Burgers are the ultimate comfort food for many, but a hamburger is only as good as the ingredients that go into making it.
At the Cow Bells food truck on East Riverside Drive, Daniel Oliveira understands that. That's what's kept his window open for more than six years now.
The food tailer was custom made in Dallas so that the very tall 6-foot-5-inch cook has plenty of head room. The trailer run by Oliveira is known to have some of the best burgers around.
Before opening up the personalized trailer, Oliveira got his culinary education at Players on Martin Luther King Jr. Boulevard. His uncle ran the restaurant, a very popular spot for many UT students. It closed down a couple of years ago but was a local favorite for more than 30 years.
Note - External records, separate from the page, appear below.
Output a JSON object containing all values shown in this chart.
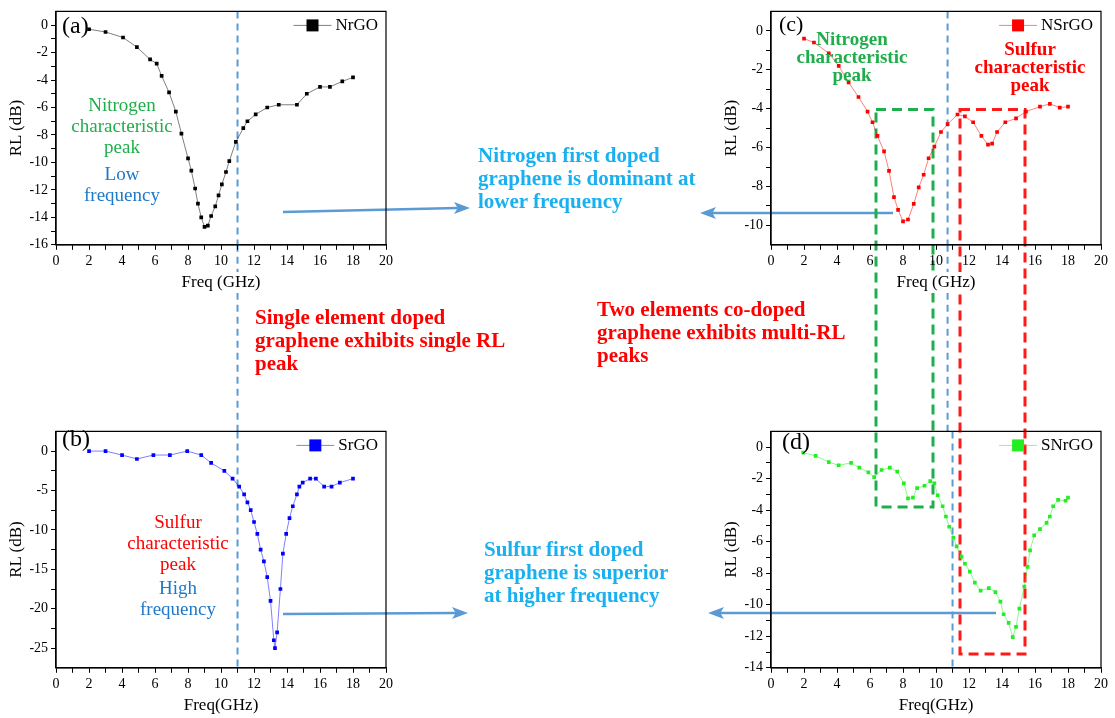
{
  "chart_data": [
    {
      "type": "line",
      "xlabel": "Freq (GHz)",
      "ylabel": "RL (dB)",
      "marker": "square",
      "legend": "top right",
      "xlim": [
        0,
        20
      ],
      "ylim": [
        -16,
        1
      ],
      "xticks": [
        0,
        {
          "value": 1,
          "label": null
        },
        2,
        {
          "value": 3,
          "label": null
        },
        4,
        {
          "value": 5,
          "label": null
        },
        6,
        {
          "value": 7,
          "label": null
        },
        8,
        {
          "value": 9,
          "label": null
        },
        10,
        {
          "value": 11,
          "label": null
        },
        12,
        {
          "value": 13,
          "label": null
        },
        14,
        {
          "value": 15,
          "label": null
        },
        16,
        {
          "value": 17,
          "label": null
        },
        18,
        {
          "value": 19,
          "label": null
        },
        20
      ],
      "yticks": [
        0,
        {
          "value": -1,
          "label": null
        },
        -2,
        {
          "value": -3,
          "label": null
        },
        -4,
        {
          "value": -5,
          "label": null
        },
        -6,
        {
          "value": -7,
          "label": null
        },
        -8,
        {
          "value": -9,
          "label": null
        },
        -10,
        {
          "value": -11,
          "label": null
        },
        -12,
        {
          "value": -13,
          "label": null
        },
        -14,
        {
          "value": -15,
          "label": null
        },
        -16
      ],
      "x": [
        2.0,
        3.0,
        4.06,
        4.9,
        5.7,
        6.1,
        6.4,
        6.85,
        7.26,
        7.6,
        8.0,
        8.2,
        8.43,
        8.6,
        8.8,
        9.0,
        9.2,
        9.4,
        9.65,
        9.85,
        10.05,
        10.3,
        10.5,
        10.9,
        11.35,
        11.6,
        12.1,
        12.8,
        13.5,
        14.6,
        15.2,
        16.0,
        16.6,
        17.35,
        18.0
      ],
      "series": [
        {
          "name": "NrGO",
          "color": "#000000",
          "values": [
            -0.3,
            -0.5,
            -0.9,
            -1.6,
            -2.5,
            -2.8,
            -3.7,
            -4.9,
            -6.3,
            -7.9,
            -9.7,
            -10.6,
            -11.9,
            -13.0,
            -14.0,
            -14.7,
            -14.6,
            -13.9,
            -13.2,
            -12.4,
            -11.6,
            -10.7,
            -9.9,
            -8.5,
            -7.5,
            -7.0,
            -6.5,
            -6.0,
            -5.8,
            -5.8,
            -5.0,
            -4.5,
            -4.5,
            -4.1,
            -3.8
          ]
        }
      ],
      "ref_lines": [
        {
          "axis": "x",
          "value": 11,
          "color": "#5b9bd5",
          "line_style": "dashed"
        }
      ],
      "annotations": [
        "(a)",
        "Nitrogen characteristic peak",
        "Low frequency",
        "Nitrogen first doped graphene is dominant at lower frequency",
        "Single element doped graphene exhibits single RL peak"
      ]
    },
    {
      "type": "line",
      "xlabel": "Freq (GHz)",
      "ylabel": "RL (dB)",
      "marker": "square",
      "legend": "top right",
      "xlim": [
        0,
        20
      ],
      "ylim": [
        -11,
        1
      ],
      "xticks": [
        0,
        {
          "value": 1,
          "label": null
        },
        2,
        {
          "value": 3,
          "label": null
        },
        4,
        {
          "value": 5,
          "label": null
        },
        6,
        {
          "value": 7,
          "label": null
        },
        8,
        {
          "value": 9,
          "label": null
        },
        10,
        {
          "value": 11,
          "label": null
        },
        12,
        {
          "value": 13,
          "label": null
        },
        14,
        {
          "value": 15,
          "label": null
        },
        16,
        {
          "value": 17,
          "label": null
        },
        18,
        {
          "value": 19,
          "label": null
        },
        20
      ],
      "yticks": [
        0,
        {
          "value": -1,
          "label": null
        },
        -2,
        {
          "value": -3,
          "label": null
        },
        -4,
        {
          "value": -5,
          "label": null
        },
        -6,
        {
          "value": -7,
          "label": null
        },
        -8,
        {
          "value": -9,
          "label": null
        },
        -10
      ],
      "x": [
        2.0,
        2.6,
        3.5,
        4.1,
        4.7,
        5.3,
        5.85,
        6.15,
        6.45,
        6.85,
        7.15,
        7.45,
        7.7,
        8.0,
        8.3,
        8.65,
        8.95,
        9.25,
        9.55,
        9.9,
        10.3,
        10.7,
        11.3,
        11.75,
        12.25,
        12.75,
        13.15,
        13.4,
        13.7,
        14.2,
        14.85,
        15.45,
        16.3,
        16.9,
        17.5,
        18.0
      ],
      "series": [
        {
          "name": "NSrGO",
          "color": "#ff0000",
          "values": [
            -0.4,
            -0.6,
            -1.15,
            -1.8,
            -2.65,
            -3.4,
            -4.15,
            -4.7,
            -5.4,
            -6.2,
            -7.2,
            -8.55,
            -9.2,
            -9.8,
            -9.7,
            -8.9,
            -8.05,
            -7.4,
            -6.55,
            -5.95,
            -5.2,
            -4.8,
            -4.3,
            -4.4,
            -4.7,
            -5.4,
            -5.85,
            -5.8,
            -5.2,
            -4.7,
            -4.5,
            -4.15,
            -3.9,
            -3.75,
            -3.95,
            -3.9
          ]
        }
      ],
      "ref_lines": [
        {
          "axis": "x",
          "value": 10.7,
          "color": "#5b9bd5",
          "line_style": "dashed"
        }
      ],
      "annotations": [
        "(c)",
        "Nitrogen characteristic peak",
        "Sulfur characteristic peak",
        "Two elements co-doped graphene exhibits multi-RL peaks"
      ]
    },
    {
      "type": "line",
      "xlabel": "Freq(GHz)",
      "ylabel": "RL (dB)",
      "marker": "square",
      "legend": "top right",
      "xlim": [
        0,
        20
      ],
      "ylim": [
        -27.5,
        2.5
      ],
      "xticks": [
        0,
        {
          "value": 1,
          "label": null
        },
        2,
        {
          "value": 3,
          "label": null
        },
        4,
        {
          "value": 5,
          "label": null
        },
        6,
        {
          "value": 7,
          "label": null
        },
        8,
        {
          "value": 9,
          "label": null
        },
        10,
        {
          "value": 11,
          "label": null
        },
        12,
        {
          "value": 13,
          "label": null
        },
        14,
        {
          "value": 15,
          "label": null
        },
        16,
        {
          "value": 17,
          "label": null
        },
        18,
        {
          "value": 19,
          "label": null
        },
        20
      ],
      "yticks": [
        0,
        {
          "value": -2.5,
          "label": null
        },
        -5,
        {
          "value": -7.5,
          "label": null
        },
        -10,
        {
          "value": -12.5,
          "label": null
        },
        -15,
        {
          "value": -17.5,
          "label": null
        },
        -20,
        {
          "value": -22.5,
          "label": null
        },
        -25
      ],
      "x": [
        2.0,
        3.0,
        4.0,
        4.9,
        5.9,
        6.9,
        7.95,
        8.8,
        9.4,
        10.2,
        10.7,
        11.1,
        11.4,
        11.6,
        11.8,
        12.0,
        12.2,
        12.4,
        12.6,
        12.8,
        13.0,
        13.2,
        13.27,
        13.4,
        13.6,
        13.75,
        13.95,
        14.15,
        14.35,
        14.6,
        14.75,
        14.95,
        15.4,
        15.75,
        16.25,
        16.7,
        17.2,
        18.0
      ],
      "series": [
        {
          "name": "SrGO",
          "color": "#0000ff",
          "values": [
            0,
            0,
            -0.5,
            -1,
            -0.5,
            -0.5,
            0,
            -0.5,
            -1.5,
            -2.5,
            -3.5,
            -4.5,
            -5.5,
            -6.5,
            -7.5,
            -9,
            -10.5,
            -12.5,
            -14,
            -16,
            -19,
            -24,
            -25,
            -23,
            -17.5,
            -13,
            -10.5,
            -8.5,
            -7,
            -5.5,
            -4.5,
            -4,
            -3.5,
            -3.5,
            -4.5,
            -4.5,
            -4,
            -3.5
          ]
        }
      ],
      "ref_lines": [
        {
          "axis": "x",
          "value": 11,
          "color": "#5b9bd5",
          "line_style": "dashed"
        }
      ],
      "annotations": [
        "(b)",
        "Sulfur characteristic peak",
        "High frequency",
        "Sulfur first doped graphene is superior at higher frequency"
      ]
    },
    {
      "type": "line",
      "xlabel": "Freq(GHz)",
      "ylabel": "RL (dB)",
      "marker": "square",
      "legend": "top right",
      "xlim": [
        0,
        20
      ],
      "ylim": [
        -14,
        1
      ],
      "xticks": [
        0,
        {
          "value": 1,
          "label": null
        },
        2,
        {
          "value": 3,
          "label": null
        },
        4,
        {
          "value": 5,
          "label": null
        },
        6,
        {
          "value": 7,
          "label": null
        },
        8,
        {
          "value": 9,
          "label": null
        },
        10,
        {
          "value": 11,
          "label": null
        },
        12,
        {
          "value": 13,
          "label": null
        },
        14,
        {
          "value": 15,
          "label": null
        },
        16,
        {
          "value": 17,
          "label": null
        },
        18,
        {
          "value": 19,
          "label": null
        },
        20
      ],
      "yticks": [
        0,
        {
          "value": -1,
          "label": null
        },
        -2,
        {
          "value": -3,
          "label": null
        },
        -4,
        {
          "value": -5,
          "label": null
        },
        -6,
        {
          "value": -7,
          "label": null
        },
        -8,
        {
          "value": -9,
          "label": null
        },
        -10,
        {
          "value": -11,
          "label": null
        },
        -12,
        {
          "value": -13,
          "label": null
        },
        -14
      ],
      "x": [
        1.95,
        2.7,
        3.5,
        4.1,
        4.85,
        5.35,
        5.9,
        6.25,
        6.7,
        7.2,
        7.65,
        8.05,
        8.3,
        8.6,
        8.85,
        9.3,
        9.65,
        9.9,
        10.1,
        10.4,
        10.6,
        10.8,
        11.05,
        11.25,
        11.55,
        11.75,
        12.05,
        12.35,
        12.7,
        13.2,
        13.6,
        13.9,
        14.1,
        14.4,
        14.65,
        14.85,
        15.05,
        15.35,
        15.55,
        15.7,
        15.95,
        16.3,
        16.7,
        16.9,
        17.1,
        17.4,
        17.85,
        18.0
      ],
      "series": [
        {
          "name": "SNrGO",
          "color": "#22ee22",
          "values": [
            -0.35,
            -0.55,
            -0.95,
            -1.15,
            -1.0,
            -1.3,
            -1.6,
            -1.9,
            -1.45,
            -1.3,
            -1.55,
            -2.3,
            -3.25,
            -3.2,
            -2.6,
            -2.45,
            -2.15,
            -2.3,
            -3.05,
            -3.75,
            -4.4,
            -5.05,
            -5.75,
            -6.3,
            -6.95,
            -7.4,
            -7.9,
            -8.6,
            -9.1,
            -8.95,
            -9.2,
            -9.8,
            -10.6,
            -11.15,
            -12.05,
            -11.4,
            -10.25,
            -8.85,
            -7.6,
            -6.55,
            -5.6,
            -5.2,
            -4.8,
            -4.4,
            -3.75,
            -3.35,
            -3.4,
            -3.2
          ]
        }
      ],
      "ref_lines": [
        {
          "axis": "x",
          "value": 11,
          "color": "#5b9bd5",
          "line_style": "dashed"
        }
      ],
      "annotations": [
        "(d)"
      ]
    }
  ]
}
"Started working there when I was 16," remembered Oliveira. "Started off as a busboy. Slowly but surely worked my way up to manager. Got about 12 years experience over there."
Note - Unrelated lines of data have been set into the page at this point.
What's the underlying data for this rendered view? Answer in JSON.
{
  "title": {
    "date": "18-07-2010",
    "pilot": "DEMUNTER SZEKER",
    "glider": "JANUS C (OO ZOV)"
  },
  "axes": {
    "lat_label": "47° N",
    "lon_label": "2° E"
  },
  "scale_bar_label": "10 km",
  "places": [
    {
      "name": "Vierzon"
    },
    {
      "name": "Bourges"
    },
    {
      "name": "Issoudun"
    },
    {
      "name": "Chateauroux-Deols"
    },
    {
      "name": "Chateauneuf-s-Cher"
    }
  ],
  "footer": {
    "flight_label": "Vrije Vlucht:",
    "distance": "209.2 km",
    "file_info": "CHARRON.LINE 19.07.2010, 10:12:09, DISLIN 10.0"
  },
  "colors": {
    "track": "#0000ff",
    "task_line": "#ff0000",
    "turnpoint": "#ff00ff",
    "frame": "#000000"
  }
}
After college, Oliveira began to notice how fast the food truck industry was taking off in Austin and he wanted to be a part.
"I figured I've always wanted to kind of do something on my own, and that was the time," he said.
The time was 2012 and Cow Bells has been ringing up burgers ever since.
There's really a burger for everyone here, even those who steer clear of the steer itself.
"On the menu, we have your classic, traditional burger, but we also have a handful of specialty burgers," Oliveira explained. "For example, we've got a black bean veggie burger, we have a turkey burger, we've got sliders that come on Hawaiian sweet rolls. We do have variety.
Those sliders are called "Boca Chicas" by the way, which is a nod to his grandmother who lives on Boca Chica Street down in Brownsville, Texas.
There's even a vegan burger called the Woody Harrelson. Didn't know he was a vegan, did you?
It's clear that a lot of thought went into the menu at Cow Bells. Oliveira really enjoys serving up nostalgia with his food, that's something he learned at Players.
"I guess my uncle kind of trained me that way," Oliveira recalled. "Kind of keep it humble, keep it modest and keep things simple."
That formula is working great for Cow Bells. The property management company for his current location actually requested that he bring his truck here, which has worked out great for both. One big reason Oliveira likes it is that there's plenty of parking.
"At the old place, we had four food trailers and we had only six parking spots," he said.
Here, they've got 94, and on a busy day they need the space.
The trailer is open seven days a week. So if you're ever on East Riverside, the smell of those burgers on the grill will lead you there, kind of like ringing a dinner bell. But this one? It's Cow Bells.